Ce ne sont là que quelques éléments, pris ça et là dans l'actualité, qui témoignent de la vigueur de ce phénomène qu'on pourrait appeler la Révolution tranquille 2.0.

Un phénomène qui participe peut-être de ce que le sociologue Fernand Dumont, dans son ouvrage Genèse de la société québécoise, appelle le recours à la mémoire. Je reproduis ici un extrait de son ouvrage susceptible d'éclairer avantageusement ce phénomène et d'alimenter la réflexion.

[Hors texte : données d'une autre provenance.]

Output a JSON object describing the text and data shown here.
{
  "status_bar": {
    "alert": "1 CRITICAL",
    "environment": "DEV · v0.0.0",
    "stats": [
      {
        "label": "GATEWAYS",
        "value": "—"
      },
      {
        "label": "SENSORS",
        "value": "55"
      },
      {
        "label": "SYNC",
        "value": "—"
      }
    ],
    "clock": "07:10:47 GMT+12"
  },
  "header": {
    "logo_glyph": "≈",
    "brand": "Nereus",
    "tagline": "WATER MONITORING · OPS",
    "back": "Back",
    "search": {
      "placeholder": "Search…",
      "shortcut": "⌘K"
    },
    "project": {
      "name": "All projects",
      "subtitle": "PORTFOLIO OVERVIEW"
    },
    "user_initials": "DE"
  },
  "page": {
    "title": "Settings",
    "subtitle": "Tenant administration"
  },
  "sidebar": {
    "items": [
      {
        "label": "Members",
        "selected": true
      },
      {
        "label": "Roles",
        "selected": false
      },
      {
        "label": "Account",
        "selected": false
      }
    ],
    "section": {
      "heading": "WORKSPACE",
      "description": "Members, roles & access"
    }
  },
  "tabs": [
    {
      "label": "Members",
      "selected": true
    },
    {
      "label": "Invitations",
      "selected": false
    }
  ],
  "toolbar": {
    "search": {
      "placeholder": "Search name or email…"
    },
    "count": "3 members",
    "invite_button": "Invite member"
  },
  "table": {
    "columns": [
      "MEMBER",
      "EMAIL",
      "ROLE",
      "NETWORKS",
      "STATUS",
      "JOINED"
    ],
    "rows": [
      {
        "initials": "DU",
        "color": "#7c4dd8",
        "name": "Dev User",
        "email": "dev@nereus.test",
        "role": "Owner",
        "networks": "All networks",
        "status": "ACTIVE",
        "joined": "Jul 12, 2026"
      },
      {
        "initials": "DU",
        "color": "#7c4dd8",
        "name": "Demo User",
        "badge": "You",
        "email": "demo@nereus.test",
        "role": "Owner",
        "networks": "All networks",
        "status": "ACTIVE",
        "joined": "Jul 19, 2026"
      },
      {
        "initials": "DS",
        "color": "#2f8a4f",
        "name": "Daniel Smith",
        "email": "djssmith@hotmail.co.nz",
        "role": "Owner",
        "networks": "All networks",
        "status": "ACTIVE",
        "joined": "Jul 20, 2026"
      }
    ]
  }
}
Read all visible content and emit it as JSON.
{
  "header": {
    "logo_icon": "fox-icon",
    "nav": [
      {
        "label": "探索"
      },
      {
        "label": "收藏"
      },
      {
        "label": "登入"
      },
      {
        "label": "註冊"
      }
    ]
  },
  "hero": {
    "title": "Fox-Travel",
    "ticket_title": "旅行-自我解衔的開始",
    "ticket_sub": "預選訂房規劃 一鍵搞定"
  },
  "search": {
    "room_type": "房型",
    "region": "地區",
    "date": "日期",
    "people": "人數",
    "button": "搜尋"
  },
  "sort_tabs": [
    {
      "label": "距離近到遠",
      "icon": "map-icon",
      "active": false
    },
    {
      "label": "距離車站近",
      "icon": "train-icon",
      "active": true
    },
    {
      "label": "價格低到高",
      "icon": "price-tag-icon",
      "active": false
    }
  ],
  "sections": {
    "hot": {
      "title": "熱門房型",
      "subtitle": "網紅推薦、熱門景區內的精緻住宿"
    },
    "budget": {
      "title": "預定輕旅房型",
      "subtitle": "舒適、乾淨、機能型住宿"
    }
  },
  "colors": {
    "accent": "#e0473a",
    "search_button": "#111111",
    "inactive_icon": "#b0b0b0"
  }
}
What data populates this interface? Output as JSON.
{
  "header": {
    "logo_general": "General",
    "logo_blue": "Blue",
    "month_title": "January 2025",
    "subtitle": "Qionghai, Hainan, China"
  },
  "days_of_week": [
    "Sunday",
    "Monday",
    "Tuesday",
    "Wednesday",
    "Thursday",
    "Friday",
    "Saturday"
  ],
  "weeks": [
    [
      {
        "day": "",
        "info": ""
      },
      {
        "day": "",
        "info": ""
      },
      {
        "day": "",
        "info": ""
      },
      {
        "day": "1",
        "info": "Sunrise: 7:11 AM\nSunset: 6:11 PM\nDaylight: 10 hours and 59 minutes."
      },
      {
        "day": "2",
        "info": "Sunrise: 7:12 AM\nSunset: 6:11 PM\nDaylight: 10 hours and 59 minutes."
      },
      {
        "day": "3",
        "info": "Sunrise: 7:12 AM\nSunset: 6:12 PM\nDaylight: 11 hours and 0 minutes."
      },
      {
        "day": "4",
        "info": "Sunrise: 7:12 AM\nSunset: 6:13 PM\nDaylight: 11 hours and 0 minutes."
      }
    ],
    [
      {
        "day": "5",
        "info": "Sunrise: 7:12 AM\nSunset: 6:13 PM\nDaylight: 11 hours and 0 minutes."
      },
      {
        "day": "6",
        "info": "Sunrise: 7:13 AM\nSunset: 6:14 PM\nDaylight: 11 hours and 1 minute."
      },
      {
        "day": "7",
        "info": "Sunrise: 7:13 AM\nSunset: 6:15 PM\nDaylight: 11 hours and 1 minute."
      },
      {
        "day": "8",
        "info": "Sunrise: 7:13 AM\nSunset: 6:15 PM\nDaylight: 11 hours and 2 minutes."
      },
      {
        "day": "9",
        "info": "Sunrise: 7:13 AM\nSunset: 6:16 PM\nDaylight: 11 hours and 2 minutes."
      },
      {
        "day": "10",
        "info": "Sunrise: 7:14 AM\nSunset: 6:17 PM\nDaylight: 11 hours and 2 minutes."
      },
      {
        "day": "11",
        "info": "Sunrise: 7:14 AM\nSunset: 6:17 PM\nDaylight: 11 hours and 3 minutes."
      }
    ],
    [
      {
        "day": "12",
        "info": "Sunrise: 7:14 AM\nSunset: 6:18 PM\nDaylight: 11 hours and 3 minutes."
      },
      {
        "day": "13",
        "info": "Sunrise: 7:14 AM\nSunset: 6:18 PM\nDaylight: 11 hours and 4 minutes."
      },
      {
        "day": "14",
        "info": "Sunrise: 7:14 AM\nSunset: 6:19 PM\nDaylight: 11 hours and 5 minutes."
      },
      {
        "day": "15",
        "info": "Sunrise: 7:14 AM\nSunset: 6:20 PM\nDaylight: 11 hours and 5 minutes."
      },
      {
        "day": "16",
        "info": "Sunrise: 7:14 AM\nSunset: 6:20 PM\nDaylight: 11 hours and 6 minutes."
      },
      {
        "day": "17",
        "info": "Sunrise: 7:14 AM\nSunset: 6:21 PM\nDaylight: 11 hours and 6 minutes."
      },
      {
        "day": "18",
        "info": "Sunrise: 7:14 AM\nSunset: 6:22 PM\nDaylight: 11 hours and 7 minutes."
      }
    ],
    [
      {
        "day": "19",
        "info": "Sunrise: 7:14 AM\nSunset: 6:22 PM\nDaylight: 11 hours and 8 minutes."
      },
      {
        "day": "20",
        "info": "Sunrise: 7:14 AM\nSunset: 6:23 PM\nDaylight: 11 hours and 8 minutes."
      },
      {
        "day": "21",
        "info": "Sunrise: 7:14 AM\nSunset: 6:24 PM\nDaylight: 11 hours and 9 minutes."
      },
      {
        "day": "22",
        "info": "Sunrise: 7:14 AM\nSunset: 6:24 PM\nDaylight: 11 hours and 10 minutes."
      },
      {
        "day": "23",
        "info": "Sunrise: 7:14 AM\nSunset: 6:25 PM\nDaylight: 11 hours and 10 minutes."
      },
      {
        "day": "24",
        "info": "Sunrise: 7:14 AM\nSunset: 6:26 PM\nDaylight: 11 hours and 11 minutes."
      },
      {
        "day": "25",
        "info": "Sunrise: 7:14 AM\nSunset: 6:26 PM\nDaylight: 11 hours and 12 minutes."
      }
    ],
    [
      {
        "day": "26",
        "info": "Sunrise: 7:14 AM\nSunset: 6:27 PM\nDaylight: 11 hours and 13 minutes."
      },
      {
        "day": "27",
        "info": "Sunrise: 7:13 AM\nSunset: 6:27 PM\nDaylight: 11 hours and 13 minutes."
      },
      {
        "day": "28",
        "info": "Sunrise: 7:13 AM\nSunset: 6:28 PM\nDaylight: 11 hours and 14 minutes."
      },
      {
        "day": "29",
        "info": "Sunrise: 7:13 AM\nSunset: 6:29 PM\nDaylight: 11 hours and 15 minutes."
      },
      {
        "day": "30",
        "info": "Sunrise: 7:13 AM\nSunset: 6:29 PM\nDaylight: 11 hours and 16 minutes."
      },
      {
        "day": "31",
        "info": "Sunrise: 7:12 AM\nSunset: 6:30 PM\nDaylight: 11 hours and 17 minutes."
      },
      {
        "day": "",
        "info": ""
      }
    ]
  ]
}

L'utopie est tendue vers l'avenir; néanmoins, on ne s'adonne pas à des projets sans des vues sur le passé puisqu'il est question du destin collectif à poursuivre ou à réorienter. Les projets se tournent alors vers la mémoire. Prônant l'instauration de la république, les Rouges se réclament des luttes politiques d'avant 1837, dont ils espèrent la reprise et l'achèvement. Pour Étienne Parent et ses continuateurs, en maîtrisant les leviers de l'économie, on sera digne du courage des ancêtres qui ont fait le pays. Pour d'autres, la colonisation tient du caractère inné de la nation et engage à la reconquête; elle confirme la destinée agricole ou la mission providentielle... Pas d'utopie sans une lecture de l'histoire qui soit une assurance ou une convocation.

Le recours au passé peut avoir lui-même une saveur utopique. La rébellion de 1837-1838, le temps des pionniers de la Nouvelle-France et l'âge d'or dont les tenants de la vocation agricole cultivent la nostalgie sont élevés au-dessus de l'histoire. Ces événements ou ces périodes ne sont pas révolus au même titre que les autres; ils offrent des modèles à reproduire, ils indiquent des tâches à poursuivre. Rien, là encore, qui ne soit propre au Québec du XIXe siècle : l'Exode de l'Ancien Testament pour les juifs ou pour les théologies de la libération, le Moyen Âge pour les romantiques ou la Révolution française pour Michelet sont des archétypes et des préfigurations. L'histoire ne se fait pas seulement en avant; se souvenir, c'est aussi récapituler et recommencer. L'utopie tranche par un projet sur l'incertitude de l'avenir en libérant du fleuve du passé un mythe qui s'y est formé. Cette réciprocité est plus étroite dans les sociétés archaïques; pour se détendre davantage dans les nôtres, elle n'en est pas moins présente. Et elle se fait polémique : la diversification des utopies engendre la pluralité des mythes et de leurs interprétations.

Fernand Dumont, Genèse de la société québécoise, Montréal, Boréal, 1996 [1993], p. 279-280.